If you buy something from a Verge link, Vox Media may earn a commission. See our ethics statement.
Yeah, so Toyota Research Institute (TRI) used generative AI in a “kindergarten for robots” to teach robots how to make breakfast — or at least, the individual tasks needed to do so — and it didn’t take hundreds of hours of coding and errors and bug fixing. Instead, researchers accomplished this by giving robots a sense of touch, plugging them into an AI model, and then, as you would a human being, showing them how.
The sense of touch is “one key enabler,” researchers say.

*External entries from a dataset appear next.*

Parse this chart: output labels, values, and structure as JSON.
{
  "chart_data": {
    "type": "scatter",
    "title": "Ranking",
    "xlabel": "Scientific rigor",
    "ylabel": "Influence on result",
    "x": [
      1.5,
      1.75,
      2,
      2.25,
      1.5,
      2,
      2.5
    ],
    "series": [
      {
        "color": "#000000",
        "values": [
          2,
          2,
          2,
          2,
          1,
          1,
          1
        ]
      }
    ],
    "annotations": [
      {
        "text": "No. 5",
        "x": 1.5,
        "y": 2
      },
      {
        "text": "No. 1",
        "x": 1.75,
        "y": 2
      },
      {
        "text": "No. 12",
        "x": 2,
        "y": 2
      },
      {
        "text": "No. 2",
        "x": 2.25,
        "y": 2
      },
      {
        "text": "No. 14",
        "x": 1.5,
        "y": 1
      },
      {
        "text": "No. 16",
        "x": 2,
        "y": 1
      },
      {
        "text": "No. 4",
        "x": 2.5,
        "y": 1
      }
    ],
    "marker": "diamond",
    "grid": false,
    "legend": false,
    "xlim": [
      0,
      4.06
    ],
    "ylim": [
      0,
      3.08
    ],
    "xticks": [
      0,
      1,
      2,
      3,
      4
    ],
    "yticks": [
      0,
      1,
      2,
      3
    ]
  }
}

By giving the robots the big, pillowy thumb (my term, not theirs) that you see in the video below, the model can “feel” what it’s doing, giving it more information. That makes difficult tasks easier to carry out than with sight alone.

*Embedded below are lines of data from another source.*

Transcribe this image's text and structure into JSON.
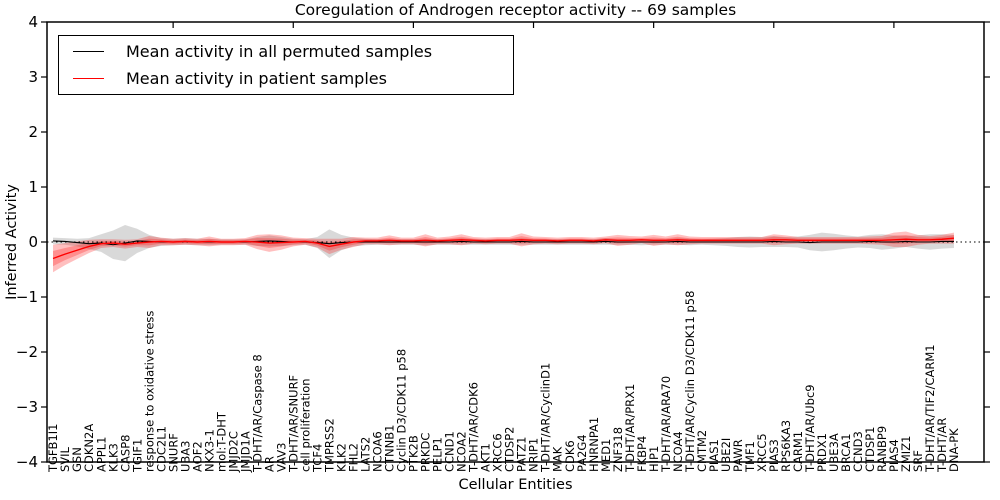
{
  "chart_data": {
    "type": "line",
    "title": "Coregulation of Androgen receptor activity -- 69 samples",
    "xlabel": "Cellular Entities",
    "ylabel": "Inferred Activity",
    "ylim": [
      -4,
      4
    ],
    "yticks": [
      4,
      3,
      2,
      1,
      0,
      -1,
      -2,
      -3,
      -4
    ],
    "grid": false,
    "legend_position": "upper left",
    "zero_line": {
      "style": "dotted",
      "color": "#000000",
      "y": 0
    },
    "categories": [
      "TGFB1I1",
      "SVIL",
      "GSN",
      "CDKN2A",
      "APPL1",
      "KLK3",
      "CASP8",
      "TGIF1",
      "response to oxidative stress",
      "CDC2L1",
      "SNURF",
      "UBA3",
      "AOF2",
      "NKX3-1",
      "mol:T-DHT",
      "JMJD2C",
      "JMJD1A",
      "T-DHT/AR/Caspase 8",
      "AR",
      "VAV3",
      "T-DHT/AR/SNURF",
      "cell proliferation",
      "TCF4",
      "TMPRSS2",
      "KLK2",
      "FHL2",
      "LATS2",
      "NCOA6",
      "CTNNB1",
      "Cyclin D3/CDK11 p58",
      "PTK2B",
      "PRKDC",
      "PELP1",
      "CCND1",
      "NCOA2",
      "T-DHT/AR/CDK6",
      "AKT1",
      "XRCC6",
      "CTDSP2",
      "PATZ1",
      "NRIP1",
      "T-DHT/AR/CyclinD1",
      "MAK",
      "CDK6",
      "PA2G4",
      "HNRNPA1",
      "MED1",
      "ZNF318",
      "T-DHT/AR/PRX1",
      "FKBP4",
      "HIP1",
      "T-DHT/AR/ARA70",
      "NCOA4",
      "T-DHT/AR/Cyclin D3/CDK11 p58",
      "CMTM2",
      "PIAS1",
      "UBE2I",
      "PAWR",
      "TMF1",
      "XRCC5",
      "PIAS3",
      "RPS6KA3",
      "CARM1",
      "T-DHT/AR/Ubc9",
      "PRDX1",
      "UBE3A",
      "BRCA1",
      "CCND3",
      "CTDSP1",
      "RANBP9",
      "PIAS4",
      "ZMIZ1",
      "SRF",
      "T-DHT/AR/TIF2/CARM1",
      "T-DHT/AR",
      "DNA-PK"
    ],
    "series": [
      {
        "name": "Mean activity in all permuted samples",
        "color": "#000000",
        "band_color": "#000000",
        "band_opacity": 0.15,
        "values": [
          0.02,
          0.01,
          -0.01,
          -0.03,
          -0.02,
          -0.05,
          -0.02,
          0.02,
          0.01,
          0.0,
          0.0,
          0.01,
          0.0,
          0.0,
          0.0,
          0.0,
          0.0,
          0.01,
          0.02,
          0.01,
          0.0,
          0.0,
          -0.01,
          -0.03,
          -0.01,
          0.0,
          0.0,
          0.0,
          0.0,
          0.0,
          0.0,
          0.0,
          0.0,
          0.0,
          0.01,
          0.0,
          0.0,
          0.0,
          0.0,
          0.01,
          0.0,
          0.0,
          0.0,
          0.0,
          0.0,
          0.0,
          0.01,
          0.0,
          0.0,
          0.0,
          0.0,
          0.0,
          0.01,
          0.0,
          0.0,
          0.0,
          0.0,
          0.0,
          0.0,
          0.0,
          0.01,
          0.0,
          0.0,
          -0.01,
          0.0,
          0.0,
          0.0,
          0.0,
          0.01,
          0.0,
          0.0,
          0.01,
          0.0,
          0.0,
          0.01,
          0.01
        ],
        "band_halfwidth": [
          0.06,
          0.06,
          0.07,
          0.1,
          0.16,
          0.26,
          0.33,
          0.22,
          0.12,
          0.07,
          0.06,
          0.06,
          0.06,
          0.06,
          0.05,
          0.05,
          0.05,
          0.08,
          0.1,
          0.08,
          0.06,
          0.05,
          0.1,
          0.26,
          0.14,
          0.08,
          0.06,
          0.05,
          0.05,
          0.05,
          0.05,
          0.06,
          0.05,
          0.05,
          0.06,
          0.05,
          0.05,
          0.05,
          0.05,
          0.06,
          0.05,
          0.05,
          0.05,
          0.05,
          0.05,
          0.05,
          0.06,
          0.05,
          0.05,
          0.06,
          0.05,
          0.05,
          0.06,
          0.06,
          0.05,
          0.06,
          0.07,
          0.09,
          0.1,
          0.09,
          0.1,
          0.09,
          0.1,
          0.14,
          0.17,
          0.15,
          0.12,
          0.1,
          0.12,
          0.14,
          0.12,
          0.1,
          0.12,
          0.14,
          0.13,
          0.12
        ]
      },
      {
        "name": "Mean activity in patient samples",
        "color": "#ff0000",
        "band_color": "#ff0000",
        "band_opacity": 0.25,
        "values": [
          -0.3,
          -0.22,
          -0.15,
          -0.08,
          -0.03,
          -0.02,
          -0.04,
          -0.02,
          0.0,
          0.01,
          0.0,
          0.01,
          0.0,
          0.01,
          0.0,
          0.0,
          0.01,
          0.0,
          -0.02,
          -0.01,
          0.0,
          0.01,
          -0.02,
          -0.08,
          -0.04,
          0.0,
          0.02,
          0.02,
          0.03,
          0.02,
          0.02,
          0.03,
          0.02,
          0.03,
          0.04,
          0.03,
          0.02,
          0.03,
          0.03,
          0.04,
          0.03,
          0.03,
          0.02,
          0.03,
          0.03,
          0.02,
          0.04,
          0.03,
          0.03,
          0.04,
          0.03,
          0.03,
          0.04,
          0.03,
          0.03,
          0.03,
          0.03,
          0.03,
          0.03,
          0.03,
          0.04,
          0.04,
          0.03,
          0.03,
          0.03,
          0.03,
          0.03,
          0.03,
          0.03,
          0.03,
          0.04,
          0.05,
          0.04,
          0.04,
          0.05,
          0.07
        ],
        "band_halfwidth": [
          0.25,
          0.2,
          0.16,
          0.12,
          0.08,
          0.07,
          0.08,
          0.07,
          0.11,
          0.07,
          0.06,
          0.06,
          0.06,
          0.09,
          0.06,
          0.06,
          0.06,
          0.13,
          0.16,
          0.13,
          0.08,
          0.06,
          0.08,
          0.14,
          0.1,
          0.09,
          0.06,
          0.06,
          0.09,
          0.06,
          0.06,
          0.11,
          0.06,
          0.07,
          0.1,
          0.06,
          0.06,
          0.06,
          0.06,
          0.12,
          0.07,
          0.06,
          0.06,
          0.06,
          0.06,
          0.06,
          0.06,
          0.1,
          0.08,
          0.06,
          0.1,
          0.07,
          0.1,
          0.07,
          0.06,
          0.06,
          0.06,
          0.06,
          0.06,
          0.06,
          0.1,
          0.08,
          0.06,
          0.06,
          0.06,
          0.06,
          0.06,
          0.06,
          0.07,
          0.08,
          0.13,
          0.14,
          0.09,
          0.07,
          0.08,
          0.1
        ]
      }
    ]
  }
}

Ben Burchfiel, the lab’s manager of dexterous manipulation, says it’s “exciting to see them engaging with their environments.” First, a “teacher” demonstrates a set of skills, and then, “over a matter of hours,” the model learns in the background. He adds that “it’s common for us to teach a robot in the afternoon, let it learn overnight, and then come in the next morning to a working new behavior.”
The researchers say they’re attempting to create “Large Behavior Models,” or LBMs (yes, I also want this to mean Large Breakfast Models), for robots. Similar to how LLMs are trained by noting patterns in human writing, Toyota’s LBMs would learn by observation, then “generalize, performing a new skill that they’ve never been taught,” says Russ Tedrake, MIT robotics professor and VP of robotics research at TRI.
Using this process, the researchers say they’ve trained over 60 challenging skills, like “pouring liquids, using tools, and manipulating deformable objects.” They want to up that number to 1,000 by the end of 2024.
Google has been doing similar research with its Robotic Transformer, RT-2, as has Tesla. Similar to the approach of Toyota’s researchers, their robots use the experience they’ve been given to infer how to do things. Theoretically, AI-trained robots could eventually carry out tasks with little to no instruction other than the kind of general direction you would give a human being (“clean that spill,” for instance).
But Google’s robots, at least, have a ways to go, as The New York Times noted when writing about the search giant’s research. The Times writes that this sort of work is usually “slow and labor-intensive,” and providing enough training data is much harder than just feeding an AI model gobs of data you downloaded from the internet, as the article demonstrates when describing a robot that identified a banana’s color as white.